Alla prova dei fatti le carte pare si siano ribaltate. Nell'ultimo aggiornamento del World Economic Outlook, il Fondo Monetario ha infatti rivisto al rialzo le stime di crescita del PIL russo: +0,3% per l'anno in corso; addirittura il 2,1 nel 2024. Meglio dunque dell'1,6% previsto per Eurolandia; alle prese con inflazione e questione energetica.
Con sanzioni sempre più stringenti si voleva fiaccare il sistema produttivo russo, paralizzando lo sforzo bellico. Obiettivo non raggiunto, almeno in questa fase. Anche perché una parte del Mondo non sembra condividere la linea occidentale di massima pressione su Mosca. Innanzitutto i Paesi del BRICS. Nel corso della visita di Scholz a Brasilia il Presidente Lula ha sottolineato come il proprio Paese cerchi la pace; da qui la decisione di non inviare munizioni all'Ucraina.
E pure in Europa non mancano posizioni almeno parzialmente controcorrente. Non solo l'Ungheria, irritata peraltro con Kiev per la questione della minoranza magiara in Transcarpazia. Ieri il Presidente croato Milanovic ha ribadito la propria personale contrarietà a forniture di armi all'Ucraina; facendo peraltro un parallelismo tra le vicende della Crimea e del Kosovo.
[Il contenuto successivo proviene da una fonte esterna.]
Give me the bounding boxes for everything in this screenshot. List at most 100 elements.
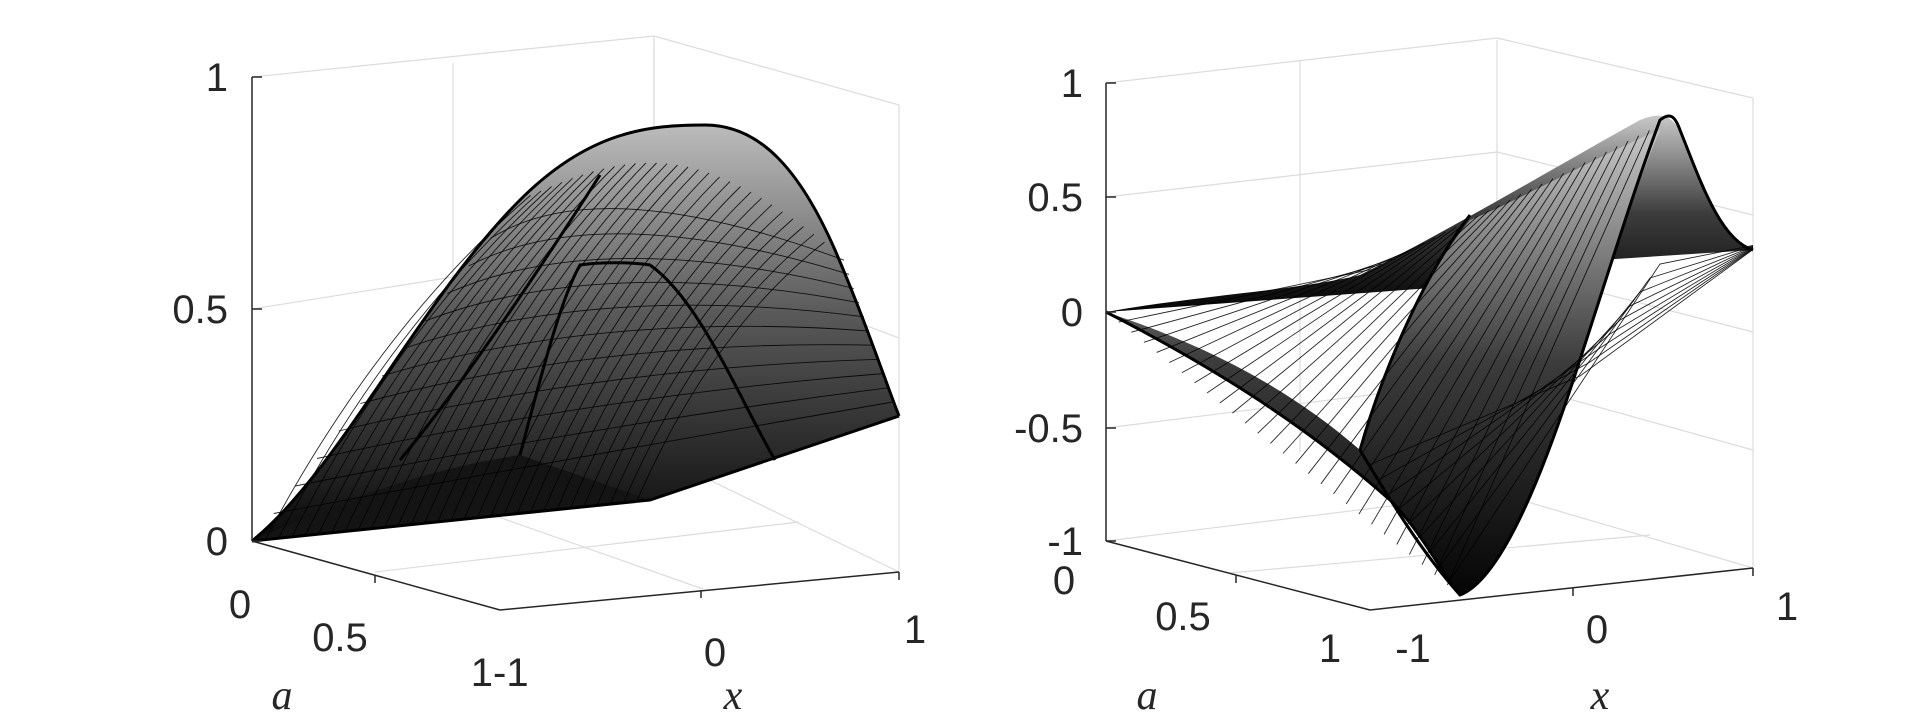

In questo scenario le nuove, e sempre più pressanti richieste di mezzi militari avanzati da parte del Paese aggredito; attualmente in difficoltà sul campo, con le forze russe in lenta progressione nel Donbass e perdite ingenti da ambo le parti. Kiev ha parlato oggi della necessità di almeno 200 caccia occidentali. Ma dopo la frenata di Berlino, e l'apertura – quantomeno di principio – di Macron, è arrivato infine il “no” di Biden all'invio di F-16.